Opinion

Et si le gouvernement jugeait pouvoir se passer des diplômes

D’un côté, des étudiants qui se voient comme l’autre printemps, celui érable, porteur d’un vaste consensus social. De l’autre, un gouvernement qui prétend au grand chantier d’une génération, son Plan Nord. Deux projets dont les routes parallèles semblent loin d’encourager un espace de conversation.

Le Québec a une attitude “clientéliste” à bien des égards. Ceux qui votent davantage (les étudiants n’en sont traditionnellement pas), juge le gouvernement sur la santé et l’emploi, bien souvent, alors que les partis d’opposition depuis près de 10 ans tentent d’ajouter le thème de l’éducation, sans pour autant faire le gain du pouvoir.

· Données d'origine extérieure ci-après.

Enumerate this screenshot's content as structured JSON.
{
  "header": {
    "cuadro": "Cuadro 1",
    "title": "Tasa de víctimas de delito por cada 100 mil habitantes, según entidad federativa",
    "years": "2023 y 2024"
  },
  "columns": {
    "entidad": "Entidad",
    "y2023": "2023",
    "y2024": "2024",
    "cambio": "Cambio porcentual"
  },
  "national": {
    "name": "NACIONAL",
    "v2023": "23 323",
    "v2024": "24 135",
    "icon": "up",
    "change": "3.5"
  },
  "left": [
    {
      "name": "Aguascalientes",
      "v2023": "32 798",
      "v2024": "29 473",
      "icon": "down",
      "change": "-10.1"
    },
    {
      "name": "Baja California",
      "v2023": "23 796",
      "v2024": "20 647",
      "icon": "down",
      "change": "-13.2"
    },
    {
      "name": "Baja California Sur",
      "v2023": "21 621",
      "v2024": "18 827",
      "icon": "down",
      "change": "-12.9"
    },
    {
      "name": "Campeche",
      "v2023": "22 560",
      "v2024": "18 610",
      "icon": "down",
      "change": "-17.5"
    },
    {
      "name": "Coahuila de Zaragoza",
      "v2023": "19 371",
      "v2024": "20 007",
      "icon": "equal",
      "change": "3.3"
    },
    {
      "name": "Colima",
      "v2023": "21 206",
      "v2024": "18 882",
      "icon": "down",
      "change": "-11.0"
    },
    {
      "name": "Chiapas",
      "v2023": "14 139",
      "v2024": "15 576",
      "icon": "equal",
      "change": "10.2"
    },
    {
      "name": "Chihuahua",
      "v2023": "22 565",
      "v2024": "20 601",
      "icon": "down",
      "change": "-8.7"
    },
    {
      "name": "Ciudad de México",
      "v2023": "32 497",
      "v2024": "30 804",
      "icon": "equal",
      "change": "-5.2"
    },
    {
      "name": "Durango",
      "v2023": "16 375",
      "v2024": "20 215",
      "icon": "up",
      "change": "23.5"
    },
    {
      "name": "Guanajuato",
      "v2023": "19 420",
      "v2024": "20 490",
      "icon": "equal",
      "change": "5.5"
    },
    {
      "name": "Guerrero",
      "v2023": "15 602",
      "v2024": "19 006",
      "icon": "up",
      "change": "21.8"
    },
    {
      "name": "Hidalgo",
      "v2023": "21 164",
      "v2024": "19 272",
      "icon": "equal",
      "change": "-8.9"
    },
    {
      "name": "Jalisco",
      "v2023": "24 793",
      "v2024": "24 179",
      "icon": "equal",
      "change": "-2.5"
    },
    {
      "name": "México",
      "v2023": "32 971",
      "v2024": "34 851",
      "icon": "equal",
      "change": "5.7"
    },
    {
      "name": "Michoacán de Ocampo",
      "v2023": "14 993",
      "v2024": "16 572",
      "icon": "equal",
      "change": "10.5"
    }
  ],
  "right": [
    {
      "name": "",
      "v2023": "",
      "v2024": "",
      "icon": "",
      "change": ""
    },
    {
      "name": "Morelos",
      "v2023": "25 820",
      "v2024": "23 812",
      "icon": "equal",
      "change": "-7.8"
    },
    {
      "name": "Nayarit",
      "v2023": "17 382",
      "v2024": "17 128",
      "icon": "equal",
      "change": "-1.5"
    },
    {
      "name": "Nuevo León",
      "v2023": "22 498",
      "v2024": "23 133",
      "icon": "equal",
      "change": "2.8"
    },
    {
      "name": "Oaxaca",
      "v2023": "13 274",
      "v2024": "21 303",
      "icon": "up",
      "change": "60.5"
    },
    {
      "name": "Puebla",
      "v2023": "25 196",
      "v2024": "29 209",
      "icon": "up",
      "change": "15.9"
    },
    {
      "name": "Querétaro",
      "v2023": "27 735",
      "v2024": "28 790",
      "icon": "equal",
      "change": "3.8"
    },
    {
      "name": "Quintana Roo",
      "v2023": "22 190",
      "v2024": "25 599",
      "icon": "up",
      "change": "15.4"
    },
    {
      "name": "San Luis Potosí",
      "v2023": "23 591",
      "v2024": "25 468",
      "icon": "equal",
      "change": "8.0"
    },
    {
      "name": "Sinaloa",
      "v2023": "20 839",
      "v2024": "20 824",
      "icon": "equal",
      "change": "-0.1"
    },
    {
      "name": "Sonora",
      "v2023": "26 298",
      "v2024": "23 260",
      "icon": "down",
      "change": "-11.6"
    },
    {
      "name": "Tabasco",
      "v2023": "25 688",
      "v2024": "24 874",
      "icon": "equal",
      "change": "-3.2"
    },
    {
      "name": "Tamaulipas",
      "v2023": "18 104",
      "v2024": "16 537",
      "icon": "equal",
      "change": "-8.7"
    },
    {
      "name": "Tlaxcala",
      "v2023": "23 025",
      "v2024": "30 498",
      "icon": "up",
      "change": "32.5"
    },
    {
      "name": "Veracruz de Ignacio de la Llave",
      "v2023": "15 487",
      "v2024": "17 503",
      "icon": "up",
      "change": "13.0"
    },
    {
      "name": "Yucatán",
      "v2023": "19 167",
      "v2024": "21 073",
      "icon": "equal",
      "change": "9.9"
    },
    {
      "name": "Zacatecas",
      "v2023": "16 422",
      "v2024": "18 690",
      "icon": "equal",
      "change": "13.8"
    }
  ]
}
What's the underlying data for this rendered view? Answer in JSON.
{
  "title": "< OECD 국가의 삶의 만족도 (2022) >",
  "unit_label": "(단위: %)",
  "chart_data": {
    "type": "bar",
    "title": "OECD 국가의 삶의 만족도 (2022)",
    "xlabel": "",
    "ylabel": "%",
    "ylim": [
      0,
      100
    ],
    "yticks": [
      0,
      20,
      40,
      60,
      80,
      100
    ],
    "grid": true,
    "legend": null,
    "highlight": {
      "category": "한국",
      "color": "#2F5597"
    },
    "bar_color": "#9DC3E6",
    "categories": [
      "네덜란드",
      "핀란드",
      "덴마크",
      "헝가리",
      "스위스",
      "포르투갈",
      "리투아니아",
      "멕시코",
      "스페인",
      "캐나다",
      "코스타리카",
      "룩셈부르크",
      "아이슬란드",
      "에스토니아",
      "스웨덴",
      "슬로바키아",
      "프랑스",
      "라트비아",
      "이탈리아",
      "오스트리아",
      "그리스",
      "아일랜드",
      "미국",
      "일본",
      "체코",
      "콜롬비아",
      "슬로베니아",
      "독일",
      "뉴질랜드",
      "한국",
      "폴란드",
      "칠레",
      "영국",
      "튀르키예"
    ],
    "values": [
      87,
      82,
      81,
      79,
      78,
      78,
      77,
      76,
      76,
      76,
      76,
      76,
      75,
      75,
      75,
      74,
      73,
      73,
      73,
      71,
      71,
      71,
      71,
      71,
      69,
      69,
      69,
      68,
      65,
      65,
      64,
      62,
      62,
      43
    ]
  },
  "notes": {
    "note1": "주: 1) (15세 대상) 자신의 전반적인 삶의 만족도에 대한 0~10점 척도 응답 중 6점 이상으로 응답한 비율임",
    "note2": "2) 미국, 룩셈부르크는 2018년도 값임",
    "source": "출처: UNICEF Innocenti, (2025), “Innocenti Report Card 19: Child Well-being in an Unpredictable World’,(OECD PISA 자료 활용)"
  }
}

Depuis plusieurs années, des stratégies ont été mises en place par les différents acteurs québécois pour revaloriser la formation professionnelle. Ces besoins seront de plus en plus criants pour les régions qui se tournent vers le Plan Nord comme planche de salut et voient leur population jeunesse déserter. Du côté de la santé, c’est d’infirmières, en plus de médecins, dont on a le plus criant besoin. Se pourrait-il que ce gouvernement, dont le chantier dépend en grande partie de la formation professionnelle, souffre moins que le croient les étudiants des diplômes qui risquent d’être mis en veilleuse par la grève.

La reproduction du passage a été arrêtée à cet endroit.